Bairro de manhãs sonolentas e fins de tarde eternos, de um pôr-do-sol que se desmancha no horizonte e sinfonia de pássaros, o Cidade Nova muitas vezes aparenta uma cidade pacata, congelada no tempo, com seus cavalos puxando carroças de papelão, galinhas soltas pelos canteiros perseguidas por cachorros serelepes acompanhados pelos olhares das crianças que vendem latinha para comprar sorvetes e doces depois da escola.
A antiga plantação de soja que degradava o solo por aqui até 1997 deu lugar as casas populares e diversas arvores plantadas pelos próprio moradores, oriundos de áreas de remoções e outros cantos da cidade. Nas tardes de sol, as sombras convidam para um tererê, um chimarrão, um cafezinho e uma boa conversa entre vizinhos e visitas. Nas esquinas e na frente das casas a molecada se reúne com suas caixas de som portáteis turbinadas com seus pen-drives ao som do funk, sertanejo, rap, musica eletrônica, hits dos anos 60, 70 e 80, com copos gigantes de bebidas coloridas e fumaça ao ar. Uma igreja católica e dezenas de igrejas evangélicas disputam os fiéis com os bares. De tempo em tempo passa um carro de som divulgando o culto, disputando espaço com as propagandas de supermercado, troca-se sorvete por extintor velho de carro, e vende-se cartela de ovos com 30 unidades.
Nas copas das árvores podemos ver a molecadinha enchendo o bornal de frutas de várias espécies. Ceriguela, ameixa, manga, goiaba, acerola, pitanga, fruta do conde, amora, ingá, abacate, jaca, faz a felicidade dessa galerinha de sorriso largo e braços sempre abertos aos abraços. Ao redor do Cidade Nova avizinham-se os bairros Vila Solidária, Jardim Universitário, Jardim Andradina e Jardim Almada. Esse último é, onde, nos dias de intenso calor, algumas pessoas pegam trilha até o riozinho para banhar-se nas águas nada convidativas e pescar com suas varinhas de bambu pequenos lambaris, mussuns, morenitas, bagres e traíras.

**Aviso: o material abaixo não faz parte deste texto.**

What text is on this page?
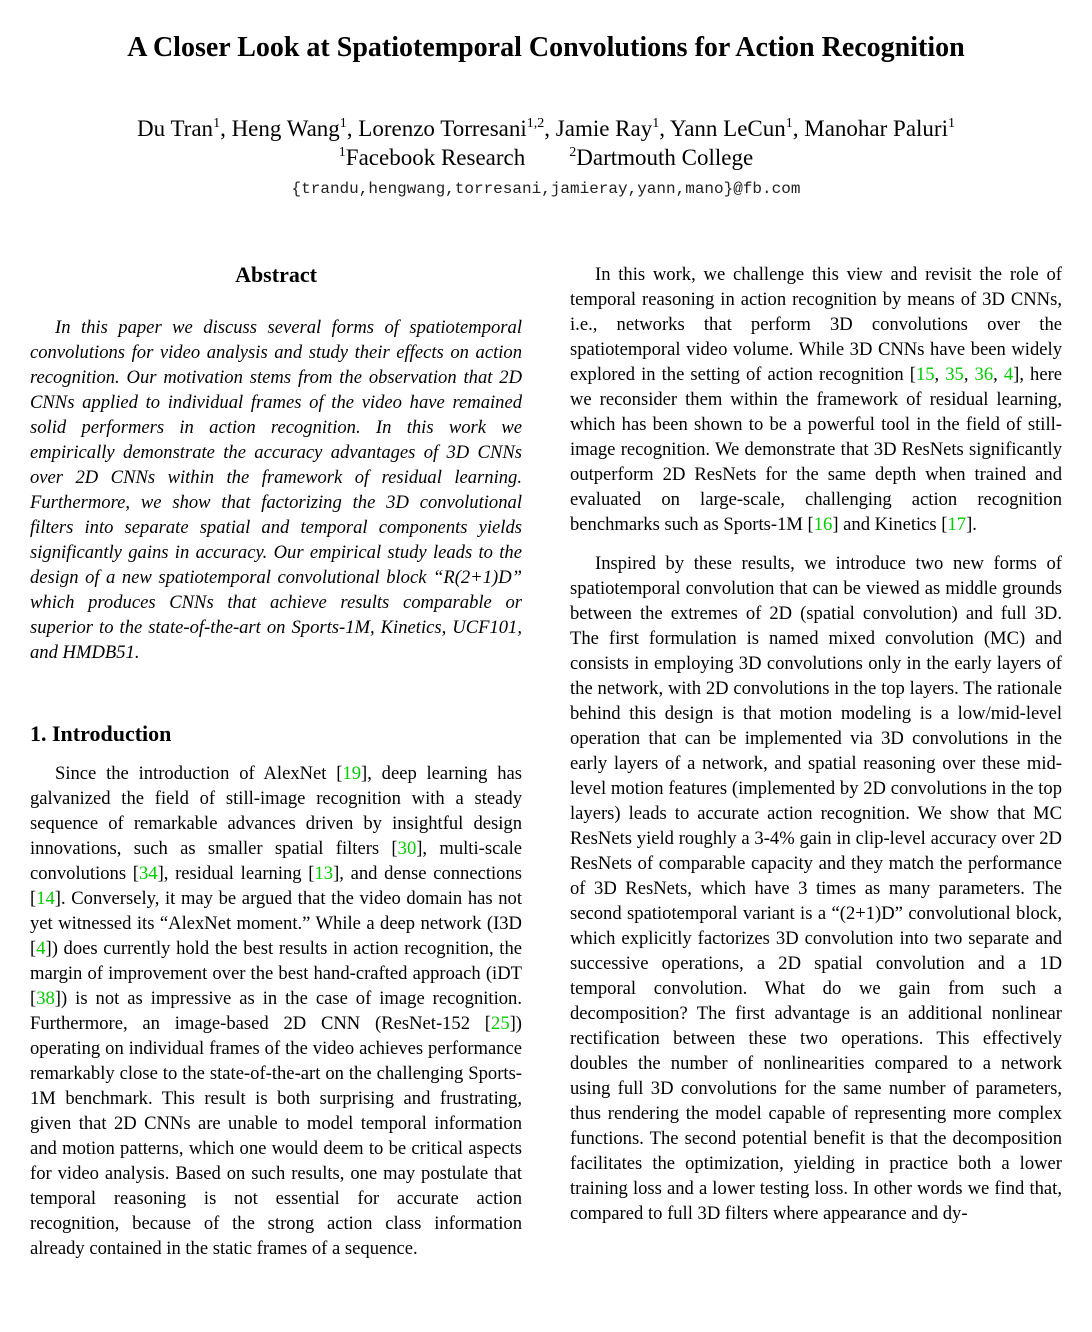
A Closer Look at Spatiotemporal Convolutions for Action Recognition
Du Tran$^1$, Heng Wang$^1$, Lorenzo Torresani$^{1,2}$, Jamie Ray$^1$, Yann LeCun$^1$, Manohar Paluri$^1$
$^1$Facebook Research	$^2$Dartmouth College
{trandu,hengwang,torresani,jamieray,yann,mano}@fb.com
Abstract

In this paper we discuss several forms of spatiotemporal convolutions for video analysis and study their effects on action recognition. Our motivation stems from the observation that 2D CNNs applied to individual frames of the video have remained solid performers in action recognition. In this work we empirically demonstrate the accuracy advantages of 3D CNNs over 2D CNNs within the framework of residual learning. Furthermore, we show that factorizing the 3D convolutional filters into separate spatial and temporal components yields significantly gains in accuracy. Our empirical study leads to the design of a new spatiotemporal convolutional block “R(2+1)D” which produces CNNs that achieve results comparable or superior to the state-of-the-art on Sports-1M, Kinetics, UCF101, and HMDB51.

1. Introduction

Since the introduction of AlexNet [19], deep learning has galvanized the field of still-image recognition with a steady sequence of remarkable advances driven by insightful design innovations, such as smaller spatial filters [30], multi-scale convolutions [34], residual learning [13], and dense connections [14]. Conversely, it may be argued that the video domain has not yet witnessed its “AlexNet moment.” While a deep network (I3D [4]) does currently hold the best results in action recognition, the margin of improvement over the best hand-crafted approach (iDT [38]) is not as impressive as in the case of image recognition. Furthermore, an image-based 2D CNN (ResNet-152 [25]) operating on individual frames of the video achieves performance remarkably close to the state-of-the-art on the challenging Sports-1M benchmark. This result is both surprising and frustrating, given that 2D CNNs are unable to model temporal information and motion patterns, which one would deem to be critical aspects for video analysis. Based on such results, one may postulate that temporal reasoning is not essential for accurate action recognition, because of the strong action class information already contained in the static frames of a sequence.

In this work, we challenge this view and revisit the role of temporal reasoning in action recognition by means of 3D CNNs, i.e., networks that perform 3D convolutions over the spatiotemporal video volume. While 3D CNNs have been widely explored in the setting of action recognition [15, 35, 36, 4], here we reconsider them within the framework of residual learning, which has been shown to be a powerful tool in the field of still-image recognition. We demonstrate that 3D ResNets significantly outperform 2D ResNets for the same depth when trained and evaluated on large-scale, challenging action recognition benchmarks such as Sports-1M [16] and Kinetics [17].

Inspired by these results, we introduce two new forms of spatiotemporal convolution that can be viewed as middle grounds between the extremes of 2D (spatial convolution) and full 3D. The first formulation is named mixed convolution (MC) and consists in employing 3D convolutions only in the early layers of the network, with 2D convolutions in the top layers. The rationale behind this design is that motion modeling is a low/mid-level operation that can be implemented via 3D convolutions in the early layers of a network, and spatial reasoning over these mid-level motion features (implemented by 2D convolutions in the top layers) leads to accurate action recognition. We show that MC ResNets yield roughly a 3-4% gain in clip-level accuracy over 2D ResNets of comparable capacity and they match the performance of 3D ResNets, which have 3 times as many parameters. The second spatiotemporal variant is a “(2+1)D” convolutional block, which explicitly factorizes 3D convolution into two separate and successive operations, a 2D spatial convolution and a 1D temporal convolution. What do we gain from such a decomposition? The first advantage is an additional nonlinear rectification between these two operations. This effectively doubles the number of nonlinearities compared to a network using full 3D convolutions for the same number of parameters, thus rendering the model capable of representing more complex functions. The second potential benefit is that the decomposition facilitates the optimization, yielding in practice both a lower training loss and a lower testing loss. In other words we find that, compared to full 3D filters where appearance and dy-
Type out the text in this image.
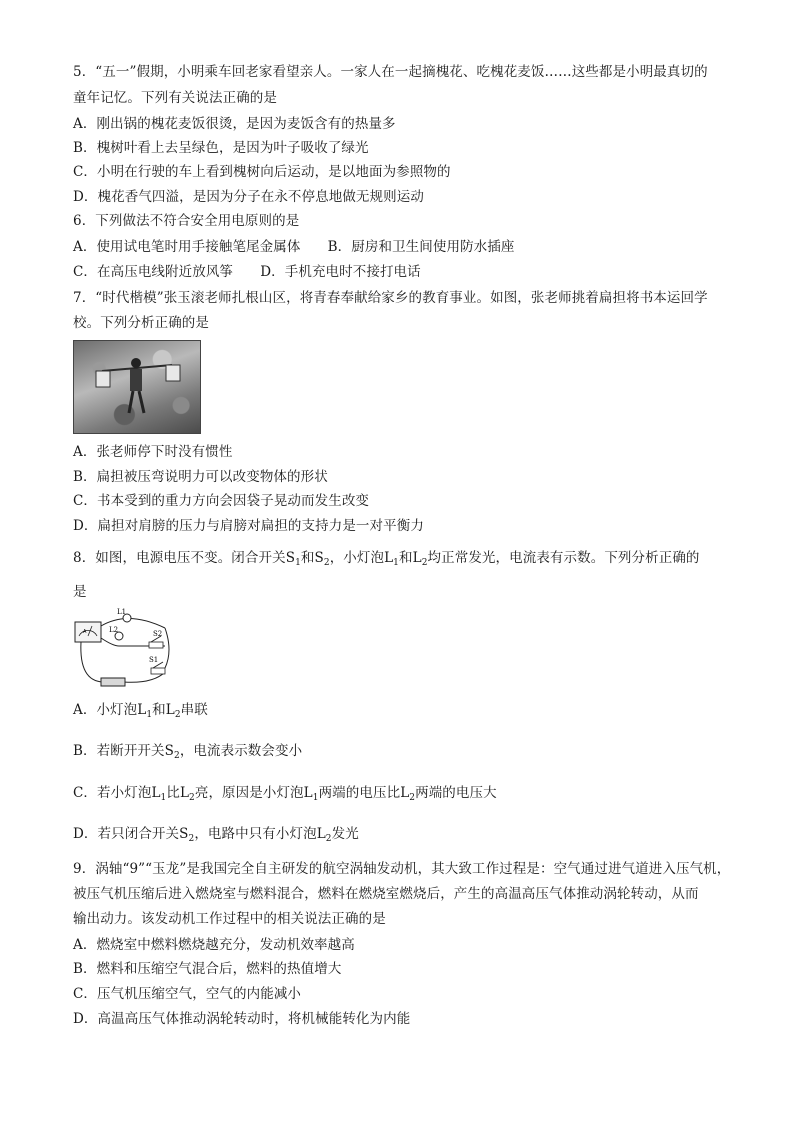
5．“五一”假期，小明乘车回老家看望亲人。一家人在一起摘槐花、吃槐花麦饭……这些都是小明最真切的
童年记忆。下列有关说法正确的是
A．刚出锅的槐花麦饭很烫，是因为麦饭含有的热量多
B．槐树叶看上去呈绿色，是因为叶子吸收了绿光
C．小明在行驶的车上看到槐树向后运动，是以地面为参照物的
D．槐花香气四溢，是因为分子在永不停息地做无规则运动
6．下列做法不符合安全用电原则的是
A．使用试电笔时用手接触笔尾金属体　　B．厨房和卫生间使用防水插座
C．在高压电线附近放风筝　　D．手机充电时不接打电话
7．“时代楷模”张玉滚老师扎根山区，将青春奉献给家乡的教育事业。如图，张老师挑着扁担将书本运回学
校。下列分析正确的是
A．张老师停下时没有惯性
B．扁担被压弯说明力可以改变物体的形状
C．书本受到的重力方向会因袋子晃动而发生改变
D．扁担对肩膀的压力与肩膀对扁担的支持力是一对平衡力
8．如图，电源电压不变。闭合开关$S_1$和$S_2$，小灯泡$L_1$和$L_2$均正常发光，电流表有示数。下列分析正确的
是
A
L1
L2	S2
S1
A．小灯泡$L_1$和$L_2$串联
B．若断开开关$S_2$，电流表示数会变小
C．若小灯泡$L_1$比$L_2$亮，原因是小灯泡$L_1$两端的电压比$L_2$两端的电压大
D．若只闭合开关$S_2$，电路中只有小灯泡$L_2$发光
9．涡轴“9”“玉龙”是我国完全自主研发的航空涡轴发动机，其大致工作过程是：空气通过进气道进入压气机，
被压气机压缩后进入燃烧室与燃料混合，燃料在燃烧室燃烧后，产生的高温高压气体推动涡轮转动，从而
输出动力。该发动机工作过程中的相关说法正确的是
A．燃烧室中燃料燃烧越充分，发动机效率越高
B．燃料和压缩空气混合后，燃料的热值增大
C．压气机压缩空气，空气的内能减小
D．高温高压气体推动涡轮转动时，将机械能转化为内能
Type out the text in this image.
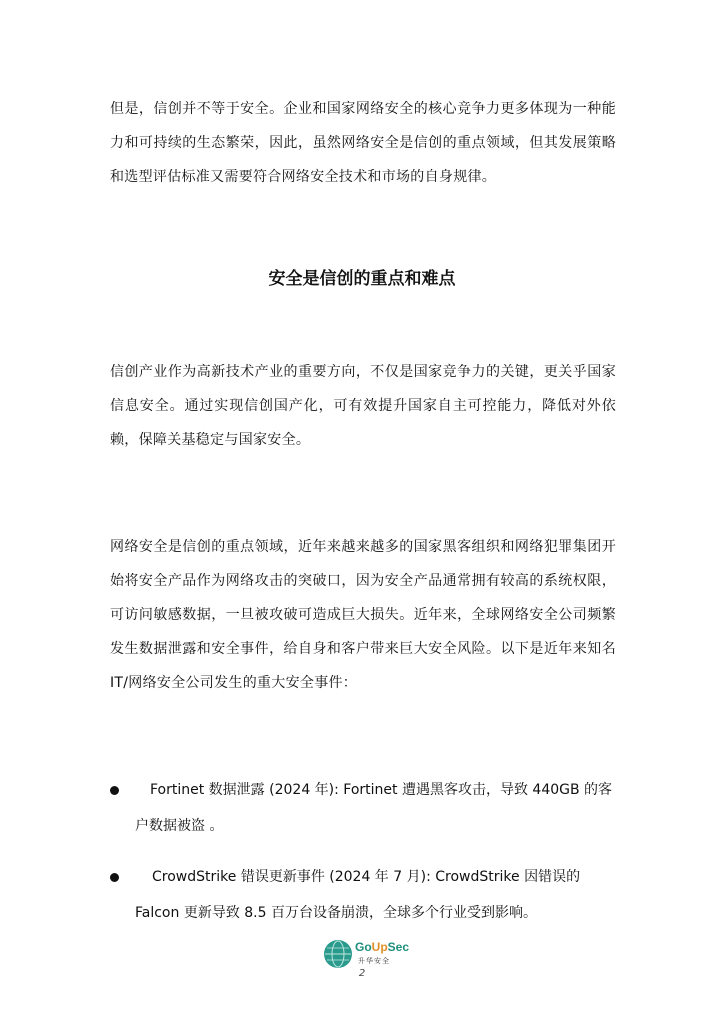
但是，信创并不等于安全。企业和国家网络安全的核心竞争力更多体现为一种能力和可持续的生态繁荣，因此，虽然网络安全是信创的重点领域，但其发展策略和选型评估标准又需要符合网络安全技术和市场的自身规律。

安全是信创的重点和难点

信创产业作为高新技术产业的重要方向，不仅是国家竞争力的关键，更关乎国家信息安全。通过实现信创国产化，可有效提升国家自主可控能力，降低对外依赖，保障关基稳定与国家安全。

网络安全是信创的重点领域，近年来越来越多的国家黑客组织和网络犯罪集团开始将安全产品作为网络攻击的突破口，因为安全产品通常拥有较高的系统权限，可访问敏感数据，一旦被攻破可造成巨大损失。近年来，全球网络安全公司频繁发生数据泄露和安全事件，给自身和客户带来巨大安全风险。以下是近年来知名 IT/网络安全公司发生的重大安全事件：

Fortinet 数据泄露 (2024 年): Fortinet 遭遇黑客攻击，导致 440GB 的客
户数据被盗 。

CrowdStrike 错误更新事件 (2024 年 7 月): CrowdStrike 因错误的
Falcon 更新导致 8.5 百万台设备崩溃，全球多个行业受到影响。

GoUpSec
升华安全
2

Bairro de gente criativa, humilde e batalhadora, que na sua grande maioria se ocupa de algum ofício. Estudantes, agricultores, poetas, músicos, capoeiristas, artesãos, trabalhadores que se amontoam nos coletivos ou pilotam suas bicicletas e motos com placa paraguaia, indo e voltando do trabalho. Nas madrugadas lotam os ônibus que levam os trabalhadores para a labuta nas cooperativas agropecuárias da região. Churrasco, musica alta, ruas movimentadas com gente carro cachorro gato, filas nas janelinhas dos disk bebidas, frango assado nos mercados, dezenas de pequenos comércios, jogos de futebol, pipas no céu. Nos fins de semana, Cidade Nova é efervescência, loucura, êxtase de corpos cansados, seja da exploração do trabalho, como da violência doméstica.
As placas na frente das casas vão de vende-se mandioca, gelinho, produtos da Avon e Jequiti, às dezenas de placas de vende-se esta casa. O bairro está preso no marasmo político, esquecido pelo poder público em seus planos diretores, desunidos e enfraquecidos frente a perversidade do capitalismo e seus vampiros que atacam nossos direitos.
O horizonte desenha-se como um vidro de carro embaçado pela tempestade torrencial dos nossos tempos, onde os condutores estão expostos a todo tipo de acidentes.
Mas o poeta profetiza: “Nossa vitória não será por acidente”.
Nos últimos anos, esse pedacinho de chão vermelho, vem recebendo e articulando encontros e parcerias com gente de toda america latina e caribe.